Thank you for walking with me through the spaces explored within these pages.

Summary

    This collection makes four key arguments:

      1. There is no Pristine Nature.
      2. Green/Grey spaces do not always map onto sustainable/unsustainable spaces.
      3. Nature conquers Humans too.
      4. Urban-Biodiversity is much more than about being “Green”; it can house a multiplicity of human desires and lifestyles.

    The broad arc of this ethnographic collection follows power lines across Kuala Lumpur. Pristine in Segambut/Mont Kiara and Bukit Kiara suggests dangers of assuming Pristine Nature. Emptiness in Bangsar builds on this by exploring a green space and a grey space (or nature/human) through the lens of hybridity. In Chow Kit and Chinatown, (un)Control(ability) encourages us to let go of modernist fantasies for top-down centralised control, and learn to shift our feet with shifting paths. Finally, Delineation in Petaling Jaya shows us that how we work with these shifting possibilities of human-nature can offer us a hopeful path ahead.

    Conclusion

    The tensions between Growth and Degrowth is captured in the UN’s decade of ecosystem restoration. It aims to “Prevent, Halt, and Reverse the Degradation of Ecosystems Worldwide”. I hope this collection of essays has provided you the tools to look around your surroundings and ask:

    What exactly should we be “preventing”; is it small holder farms and workers squatters, or large scale eco-hospitals and eco-residences?

    How do we “halt” degradation? The mobilising process requires collaboration and contestations from many many parties who understand “degradation” very differently.

    Pristine Nature is symbolically powerful for persuading a common vision for the future, but how does it translate to the ground. What does viable, accessible, and realistic “reversal” look like?

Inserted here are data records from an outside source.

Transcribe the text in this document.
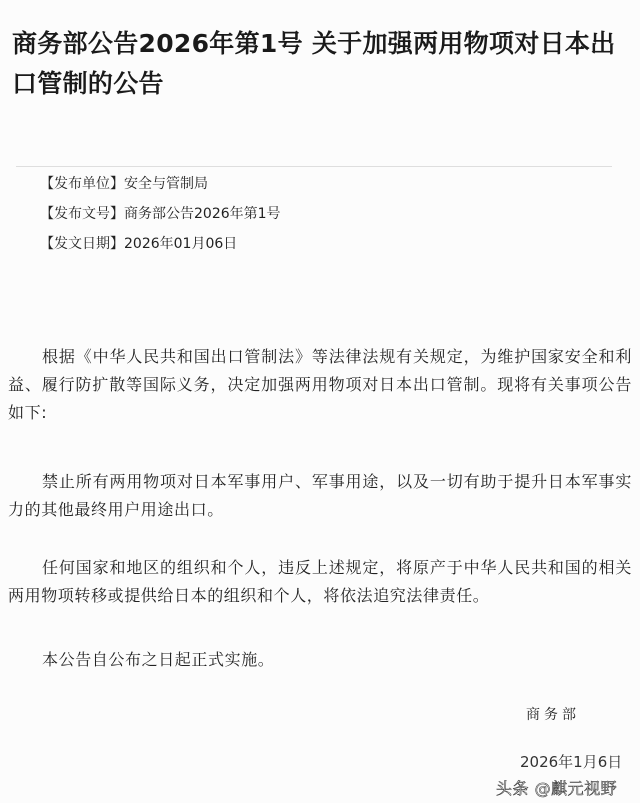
商务部公告2026年第1号 关于加强两用物项对日本出口管制的公告
【发布单位】安全与管制局
【发布文号】商务部公告2026年第1号
【发文日期】2026年01月06日

根据《中华人民共和国出口管制法》等法律法规有关规定，为维护国家安全和利益、履行防扩散等国际义务，决定加强两用物项对日本出口管制。现将有关事项公告如下:

禁止所有两用物项对日本军事用户、军事用途，以及一切有助于提升日本军事实力的其他最终用户用途出口。

任何国家和地区的组织和个人，违反上述规定，将原产于中华人民共和国的相关两用物项转移或提供给日本的组织和个人，将依法追究法律责任。

本公告自公布之日起正式实施。

商务部
2026年1月6日
头条 @麒元视野
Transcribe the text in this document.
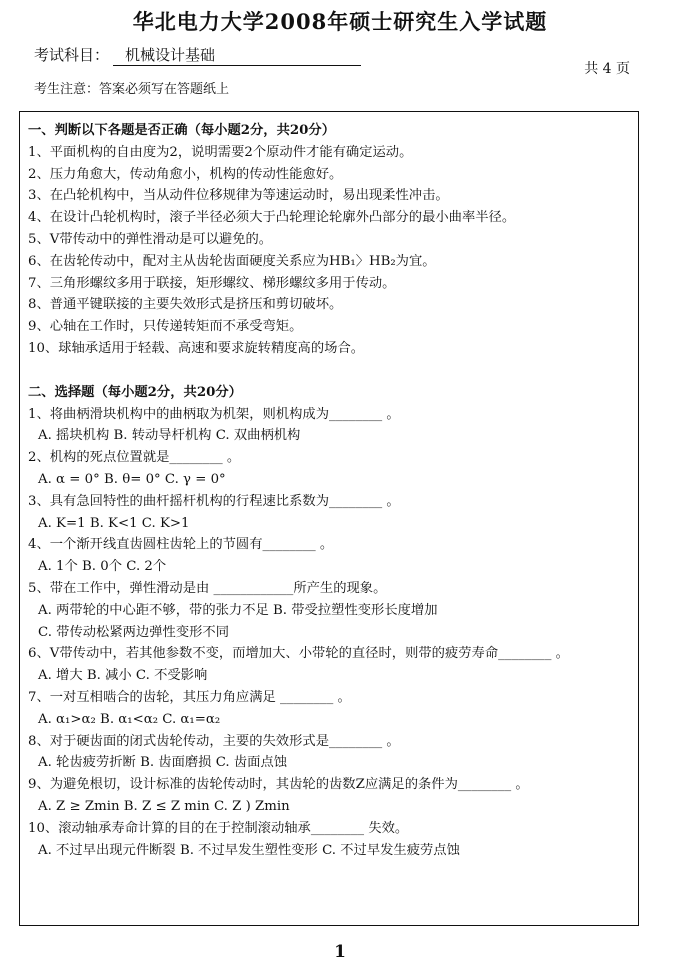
华北电力大学2008年硕士研究生入学试题
考试科目： 机械设计基础
共 4 页
考生注意：答案必须写在答题纸上
一、判断以下各题是否正确（每小题2分，共20分）
1、平面机构的自由度为2，说明需要2个原动件才能有确定运动。
2、压力角愈大，传动角愈小，机构的传动性能愈好。
3、在凸轮机构中，当从动件位移规律为等速运动时，易出现柔性冲击。
4、在设计凸轮机构时，滚子半径必须大于凸轮理论轮廓外凸部分的最小曲率半径。
5、V带传动中的弹性滑动是可以避免的。
6、在齿轮传动中，配对主从齿轮齿面硬度关系应为HB₁〉HB₂为宜。
7、三角形螺纹多用于联接，矩形螺纹、梯形螺纹多用于传动。
8、普通平键联接的主要失效形式是挤压和剪切破坏。
9、心轴在工作时，只传递转矩而不承受弯矩。
10、球轴承适用于轻载、高速和要求旋转精度高的场合。
二、选择题（每小题2分，共20分）
1、将曲柄滑块机构中的曲柄取为机架，则机构成为________ 。
A. 摇块机构 B. 转动导杆机构 C. 双曲柄机构
2、机构的死点位置就是________ 。
A. α = 0° B. θ= 0° C. γ = 0°
3、具有急回特性的曲杆摇杆机构的行程速比系数为________ 。
A. K=1 B. K<1 C. K>1
4、一个渐开线直齿圆柱齿轮上的节圆有________ 。
A. 1个 B. 0个 C. 2个
5、带在工作中，弹性滑动是由 ____________所产生的现象。
A. 两带轮的中心距不够，带的张力不足 B. 带受拉塑性变形长度增加
C. 带传动松紧两边弹性变形不同
6、V带传动中，若其他参数不变，而增加大、小带轮的直径时，则带的疲劳寿命________ 。
A. 增大 B. 减小 C. 不受影响
7、一对互相啮合的齿轮，其压力角应满足 ________ 。
A. α₁>α₂ B. α₁<α₂ C. α₁=α₂
8、对于硬齿面的闭式齿轮传动，主要的失效形式是________ 。
A. 轮齿疲劳折断 B. 齿面磨损 C. 齿面点蚀
9、为避免根切，设计标准的齿轮传动时，其齿轮的齿数Z应满足的条件为________ 。
A. Z ≥ Zmin B. Z ≤ Z min C. Z ) Zmin
10、滚动轴承寿命计算的目的在于控制滚动轴承________ 失效。
A. 不过早出现元件断裂 B. 不过早发生塑性变形 C. 不过早发生疲劳点蚀
1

    The Urban Biodiversity Frontier Challenge launched on the UNDP website with the short essay: “Don’t Deny the Dodo”. There, we find new possibility by salvaging from the assemblage of family, nostalgia, material space, and ideological fantasies available in my childhood home. This collection of essays is written in the same spirit: there is much to be said for walking off the beaten path, but we must never neglect the paths we already beat down.

    Lest we end up merely paving more of the world over.